The scariest part of interviewing for a new job is knowing that you can’t possibly figure out what it will be like to do that job … until it’s too late to turn back. You can do your research, ask smart questions, and ace the interview process, but when it comes right down to it, there’s no guarantee that you’ll love the gig once you’re actually doing it.
(Photo Credit: quinnanya/Flickr)
“It’s a surprisingly common dilemma,” writes Sue Shellenbarger at The Wall Street Journal. “The idea of a ‘dream job’ is drilled into job seekers these days. Increasingly, people expect to find jobs that provide not only a living but also stimulation, emotional fulfillment and a sense of purpose. The image of a career as a source of passion is promoted by career advisers, self-help books and even the glamorous characters in TV dramas. But fantasies about a job can blind job-seekers to workaday realities and to consideration of the best fit.”
So how can you avoid getting caught in the trap of the dream job that isn’t, or claw your way free once you’re stuck there?
1. Understand that there’s no such thing as a perfect job.
Even the best jobs have less-than-fantastic aspects to them. Understanding that there will always be a downside to any career decision is an important part of finding a job you love. People who hate math will always have to do a spreadsheet or two; those who loathe public speaking will have to do the occasional PowerPoint.
2. Know your goals and limits.
How much of your time do you get to spend doing work that fulfills you and aligns with your sense of mission and purpose? What do you absolutely never want to do, and what does that mean for your career path?
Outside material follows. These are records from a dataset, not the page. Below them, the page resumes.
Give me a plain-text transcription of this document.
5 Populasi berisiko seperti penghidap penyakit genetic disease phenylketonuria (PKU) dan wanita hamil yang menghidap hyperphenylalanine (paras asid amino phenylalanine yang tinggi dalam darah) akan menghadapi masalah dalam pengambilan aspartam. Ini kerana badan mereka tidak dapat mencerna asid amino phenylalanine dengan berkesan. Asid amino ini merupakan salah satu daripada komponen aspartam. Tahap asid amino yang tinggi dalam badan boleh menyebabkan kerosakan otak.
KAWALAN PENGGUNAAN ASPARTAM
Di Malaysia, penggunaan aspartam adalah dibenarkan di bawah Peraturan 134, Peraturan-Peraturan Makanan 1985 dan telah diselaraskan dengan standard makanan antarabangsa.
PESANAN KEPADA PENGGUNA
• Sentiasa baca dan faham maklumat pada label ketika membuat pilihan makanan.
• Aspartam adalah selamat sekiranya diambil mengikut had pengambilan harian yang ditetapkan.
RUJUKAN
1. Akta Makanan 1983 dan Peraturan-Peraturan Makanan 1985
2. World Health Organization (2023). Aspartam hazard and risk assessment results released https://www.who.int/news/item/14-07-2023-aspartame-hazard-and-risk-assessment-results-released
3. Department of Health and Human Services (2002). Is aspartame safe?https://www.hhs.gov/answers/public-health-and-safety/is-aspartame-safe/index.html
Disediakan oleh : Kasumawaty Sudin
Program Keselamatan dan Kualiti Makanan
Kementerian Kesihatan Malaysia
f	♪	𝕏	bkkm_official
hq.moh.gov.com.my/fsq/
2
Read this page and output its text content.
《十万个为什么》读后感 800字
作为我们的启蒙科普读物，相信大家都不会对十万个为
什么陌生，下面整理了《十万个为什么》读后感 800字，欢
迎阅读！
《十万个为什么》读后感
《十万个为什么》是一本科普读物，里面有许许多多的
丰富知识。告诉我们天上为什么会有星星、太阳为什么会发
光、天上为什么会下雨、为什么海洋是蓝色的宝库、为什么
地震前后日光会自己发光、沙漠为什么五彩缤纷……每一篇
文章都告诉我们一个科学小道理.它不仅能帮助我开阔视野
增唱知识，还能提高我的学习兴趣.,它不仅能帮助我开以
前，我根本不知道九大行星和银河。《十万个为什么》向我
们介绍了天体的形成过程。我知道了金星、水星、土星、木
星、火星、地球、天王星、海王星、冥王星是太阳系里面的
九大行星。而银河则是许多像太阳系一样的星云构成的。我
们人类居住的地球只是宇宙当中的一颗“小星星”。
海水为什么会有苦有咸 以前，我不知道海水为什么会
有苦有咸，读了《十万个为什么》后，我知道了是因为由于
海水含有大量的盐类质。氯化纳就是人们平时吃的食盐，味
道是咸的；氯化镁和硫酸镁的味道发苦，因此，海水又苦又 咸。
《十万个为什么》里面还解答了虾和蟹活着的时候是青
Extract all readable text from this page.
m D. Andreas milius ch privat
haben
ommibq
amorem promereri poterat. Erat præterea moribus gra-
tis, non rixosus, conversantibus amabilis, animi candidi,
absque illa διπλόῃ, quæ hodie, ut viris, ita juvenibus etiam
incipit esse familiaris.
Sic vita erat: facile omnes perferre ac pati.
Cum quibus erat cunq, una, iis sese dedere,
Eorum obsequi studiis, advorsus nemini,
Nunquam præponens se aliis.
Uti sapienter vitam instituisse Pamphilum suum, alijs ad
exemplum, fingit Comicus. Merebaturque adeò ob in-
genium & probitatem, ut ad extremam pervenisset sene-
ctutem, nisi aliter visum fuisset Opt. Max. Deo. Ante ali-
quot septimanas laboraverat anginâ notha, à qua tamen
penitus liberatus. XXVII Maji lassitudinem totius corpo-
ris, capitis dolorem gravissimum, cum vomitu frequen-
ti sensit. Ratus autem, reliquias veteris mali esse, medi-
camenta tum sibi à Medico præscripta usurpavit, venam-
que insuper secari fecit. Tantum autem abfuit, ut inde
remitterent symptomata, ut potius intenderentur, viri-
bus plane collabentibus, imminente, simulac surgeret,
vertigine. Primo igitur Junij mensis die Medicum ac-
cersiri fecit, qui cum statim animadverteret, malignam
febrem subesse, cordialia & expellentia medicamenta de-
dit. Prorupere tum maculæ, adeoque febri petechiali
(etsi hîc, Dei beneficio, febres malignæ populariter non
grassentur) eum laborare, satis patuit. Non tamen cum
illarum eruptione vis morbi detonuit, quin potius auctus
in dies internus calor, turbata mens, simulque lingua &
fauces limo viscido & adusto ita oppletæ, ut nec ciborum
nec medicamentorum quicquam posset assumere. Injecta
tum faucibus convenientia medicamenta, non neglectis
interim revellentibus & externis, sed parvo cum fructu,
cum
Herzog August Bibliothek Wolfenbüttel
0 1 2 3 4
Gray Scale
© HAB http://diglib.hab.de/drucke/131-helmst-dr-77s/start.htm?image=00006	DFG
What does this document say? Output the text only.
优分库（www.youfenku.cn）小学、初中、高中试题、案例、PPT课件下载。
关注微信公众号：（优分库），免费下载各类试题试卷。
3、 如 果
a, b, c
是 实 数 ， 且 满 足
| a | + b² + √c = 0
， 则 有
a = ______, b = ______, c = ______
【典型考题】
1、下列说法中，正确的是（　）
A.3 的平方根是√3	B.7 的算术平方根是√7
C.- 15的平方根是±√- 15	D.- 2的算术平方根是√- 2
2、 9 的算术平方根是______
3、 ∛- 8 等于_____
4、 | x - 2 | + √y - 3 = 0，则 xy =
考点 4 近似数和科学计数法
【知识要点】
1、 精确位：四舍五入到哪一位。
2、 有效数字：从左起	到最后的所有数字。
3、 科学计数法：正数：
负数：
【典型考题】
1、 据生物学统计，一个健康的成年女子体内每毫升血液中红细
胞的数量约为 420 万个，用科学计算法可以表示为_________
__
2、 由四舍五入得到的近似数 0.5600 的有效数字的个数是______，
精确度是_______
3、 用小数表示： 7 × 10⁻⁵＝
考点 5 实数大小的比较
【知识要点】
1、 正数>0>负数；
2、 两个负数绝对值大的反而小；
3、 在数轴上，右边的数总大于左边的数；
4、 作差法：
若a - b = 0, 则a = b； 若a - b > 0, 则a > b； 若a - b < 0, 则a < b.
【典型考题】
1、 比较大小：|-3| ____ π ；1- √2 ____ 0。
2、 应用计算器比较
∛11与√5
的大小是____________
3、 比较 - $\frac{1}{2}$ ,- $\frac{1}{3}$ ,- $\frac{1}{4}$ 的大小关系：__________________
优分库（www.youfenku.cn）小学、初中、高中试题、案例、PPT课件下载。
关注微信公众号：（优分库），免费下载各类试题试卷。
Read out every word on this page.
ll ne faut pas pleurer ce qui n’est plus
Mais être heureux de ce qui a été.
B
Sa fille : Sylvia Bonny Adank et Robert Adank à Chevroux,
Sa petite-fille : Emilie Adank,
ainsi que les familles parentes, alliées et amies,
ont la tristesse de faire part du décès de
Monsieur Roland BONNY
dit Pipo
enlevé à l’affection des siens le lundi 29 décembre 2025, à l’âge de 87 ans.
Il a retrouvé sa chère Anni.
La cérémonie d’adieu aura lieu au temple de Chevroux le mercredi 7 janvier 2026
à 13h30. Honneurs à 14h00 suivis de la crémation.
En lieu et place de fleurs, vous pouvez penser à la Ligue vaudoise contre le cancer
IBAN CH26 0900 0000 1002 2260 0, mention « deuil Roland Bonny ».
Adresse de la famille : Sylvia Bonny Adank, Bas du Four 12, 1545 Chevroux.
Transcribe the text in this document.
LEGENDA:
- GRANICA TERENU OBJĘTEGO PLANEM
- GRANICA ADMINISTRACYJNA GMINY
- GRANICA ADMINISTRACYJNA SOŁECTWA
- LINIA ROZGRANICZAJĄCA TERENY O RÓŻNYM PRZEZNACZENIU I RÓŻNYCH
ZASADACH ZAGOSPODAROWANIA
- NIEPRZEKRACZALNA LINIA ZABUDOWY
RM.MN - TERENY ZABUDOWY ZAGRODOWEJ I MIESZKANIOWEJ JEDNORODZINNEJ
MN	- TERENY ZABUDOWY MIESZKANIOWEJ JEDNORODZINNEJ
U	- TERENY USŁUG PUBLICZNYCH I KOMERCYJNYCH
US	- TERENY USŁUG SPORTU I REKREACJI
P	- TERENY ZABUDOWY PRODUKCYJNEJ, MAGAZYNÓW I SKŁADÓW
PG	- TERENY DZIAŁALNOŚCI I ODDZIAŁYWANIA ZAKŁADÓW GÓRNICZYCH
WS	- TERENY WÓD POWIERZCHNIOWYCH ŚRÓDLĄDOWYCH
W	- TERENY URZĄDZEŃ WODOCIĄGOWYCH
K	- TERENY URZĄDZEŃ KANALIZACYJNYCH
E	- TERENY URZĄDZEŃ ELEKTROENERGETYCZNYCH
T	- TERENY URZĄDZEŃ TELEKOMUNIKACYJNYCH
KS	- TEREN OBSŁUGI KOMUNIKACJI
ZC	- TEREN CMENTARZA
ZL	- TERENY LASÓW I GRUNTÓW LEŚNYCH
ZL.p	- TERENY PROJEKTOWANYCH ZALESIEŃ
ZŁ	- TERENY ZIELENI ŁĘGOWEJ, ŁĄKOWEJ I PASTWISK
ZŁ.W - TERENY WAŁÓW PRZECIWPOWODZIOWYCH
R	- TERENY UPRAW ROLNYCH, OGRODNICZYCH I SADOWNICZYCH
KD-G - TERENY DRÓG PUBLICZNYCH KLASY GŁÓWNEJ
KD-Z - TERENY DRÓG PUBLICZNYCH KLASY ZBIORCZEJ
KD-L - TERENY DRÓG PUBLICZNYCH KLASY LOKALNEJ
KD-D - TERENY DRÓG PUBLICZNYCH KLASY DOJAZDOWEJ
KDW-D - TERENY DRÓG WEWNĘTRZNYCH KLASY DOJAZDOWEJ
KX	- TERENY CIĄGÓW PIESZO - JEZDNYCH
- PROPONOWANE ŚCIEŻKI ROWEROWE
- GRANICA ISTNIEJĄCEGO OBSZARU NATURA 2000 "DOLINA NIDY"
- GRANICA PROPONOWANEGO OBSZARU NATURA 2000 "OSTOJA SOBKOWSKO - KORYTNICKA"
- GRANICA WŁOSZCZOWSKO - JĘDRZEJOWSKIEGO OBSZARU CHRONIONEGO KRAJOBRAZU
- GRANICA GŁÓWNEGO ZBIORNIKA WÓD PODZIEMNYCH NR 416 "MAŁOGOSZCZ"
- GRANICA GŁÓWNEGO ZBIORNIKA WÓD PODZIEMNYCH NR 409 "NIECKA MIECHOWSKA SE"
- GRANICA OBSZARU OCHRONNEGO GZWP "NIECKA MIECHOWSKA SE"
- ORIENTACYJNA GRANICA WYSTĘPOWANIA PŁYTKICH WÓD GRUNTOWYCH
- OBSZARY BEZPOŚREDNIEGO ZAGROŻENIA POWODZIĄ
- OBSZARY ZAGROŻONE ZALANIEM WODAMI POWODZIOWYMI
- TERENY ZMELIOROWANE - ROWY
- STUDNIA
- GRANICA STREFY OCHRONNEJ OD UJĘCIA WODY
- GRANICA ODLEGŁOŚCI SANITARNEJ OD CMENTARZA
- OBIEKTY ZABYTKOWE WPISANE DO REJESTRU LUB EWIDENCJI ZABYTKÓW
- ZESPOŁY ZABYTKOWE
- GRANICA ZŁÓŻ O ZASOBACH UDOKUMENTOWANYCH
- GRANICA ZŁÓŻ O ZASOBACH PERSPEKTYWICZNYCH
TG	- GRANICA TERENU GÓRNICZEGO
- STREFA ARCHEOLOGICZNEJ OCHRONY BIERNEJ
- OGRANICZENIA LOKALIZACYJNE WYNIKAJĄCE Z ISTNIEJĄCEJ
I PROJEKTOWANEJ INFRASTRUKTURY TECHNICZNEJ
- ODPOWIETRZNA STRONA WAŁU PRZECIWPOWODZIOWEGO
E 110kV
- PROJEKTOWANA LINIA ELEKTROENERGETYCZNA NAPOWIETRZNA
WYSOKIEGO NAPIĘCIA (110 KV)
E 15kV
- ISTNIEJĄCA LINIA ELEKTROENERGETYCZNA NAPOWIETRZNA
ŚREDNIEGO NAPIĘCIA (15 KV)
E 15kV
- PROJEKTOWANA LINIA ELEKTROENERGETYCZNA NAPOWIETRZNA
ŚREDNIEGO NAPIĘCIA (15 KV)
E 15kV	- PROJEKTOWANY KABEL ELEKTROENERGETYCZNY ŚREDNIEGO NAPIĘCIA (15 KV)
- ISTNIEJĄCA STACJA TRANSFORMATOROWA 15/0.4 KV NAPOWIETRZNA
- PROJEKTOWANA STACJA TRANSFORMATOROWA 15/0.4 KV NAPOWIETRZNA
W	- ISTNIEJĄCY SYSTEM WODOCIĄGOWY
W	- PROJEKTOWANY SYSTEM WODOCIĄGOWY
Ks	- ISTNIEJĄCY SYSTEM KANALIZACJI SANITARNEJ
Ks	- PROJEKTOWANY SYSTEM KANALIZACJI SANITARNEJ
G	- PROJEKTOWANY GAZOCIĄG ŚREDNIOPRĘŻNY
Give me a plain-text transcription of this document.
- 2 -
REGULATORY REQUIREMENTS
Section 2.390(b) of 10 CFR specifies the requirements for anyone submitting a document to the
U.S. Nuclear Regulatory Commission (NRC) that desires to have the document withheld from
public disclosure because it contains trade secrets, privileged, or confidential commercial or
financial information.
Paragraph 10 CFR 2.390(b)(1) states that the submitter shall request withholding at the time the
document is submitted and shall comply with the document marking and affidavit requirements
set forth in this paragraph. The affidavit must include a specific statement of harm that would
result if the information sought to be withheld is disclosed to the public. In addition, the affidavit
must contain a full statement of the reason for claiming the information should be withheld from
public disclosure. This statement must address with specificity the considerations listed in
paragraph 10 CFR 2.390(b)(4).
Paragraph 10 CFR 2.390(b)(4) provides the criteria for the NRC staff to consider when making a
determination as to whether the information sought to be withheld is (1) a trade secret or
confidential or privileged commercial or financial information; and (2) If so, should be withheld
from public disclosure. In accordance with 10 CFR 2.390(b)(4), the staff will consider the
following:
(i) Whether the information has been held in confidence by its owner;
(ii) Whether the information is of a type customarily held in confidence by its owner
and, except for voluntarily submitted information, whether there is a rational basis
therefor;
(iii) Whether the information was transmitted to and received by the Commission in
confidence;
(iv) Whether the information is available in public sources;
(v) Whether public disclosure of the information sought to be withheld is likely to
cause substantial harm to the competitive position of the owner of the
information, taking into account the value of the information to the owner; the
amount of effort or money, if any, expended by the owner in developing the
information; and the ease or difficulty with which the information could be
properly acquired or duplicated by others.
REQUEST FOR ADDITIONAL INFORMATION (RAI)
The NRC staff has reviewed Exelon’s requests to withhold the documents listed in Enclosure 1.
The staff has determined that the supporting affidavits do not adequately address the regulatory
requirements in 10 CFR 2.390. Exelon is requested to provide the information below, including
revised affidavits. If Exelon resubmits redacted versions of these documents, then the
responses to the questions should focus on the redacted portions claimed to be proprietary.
For example, if you never want to manage a budget, but can’t be promoted past a certain level without taking on that responsibility, you either need to unpack why being in charge of money bothers you or consider a career that won’t force you to do something you can’t stand.
3. Pay attention to what you do like.
Even the worst jobs can be valuable, if we learn from them. For many of us, the wrong turns help clarify the right direction. For example, you might learn that you love (or hate) working with people, or enjoy social media, or that you work best with a high degree of autonomy. Everything you can figure out about what you want from work will help you build a career that will really satisfy you over time.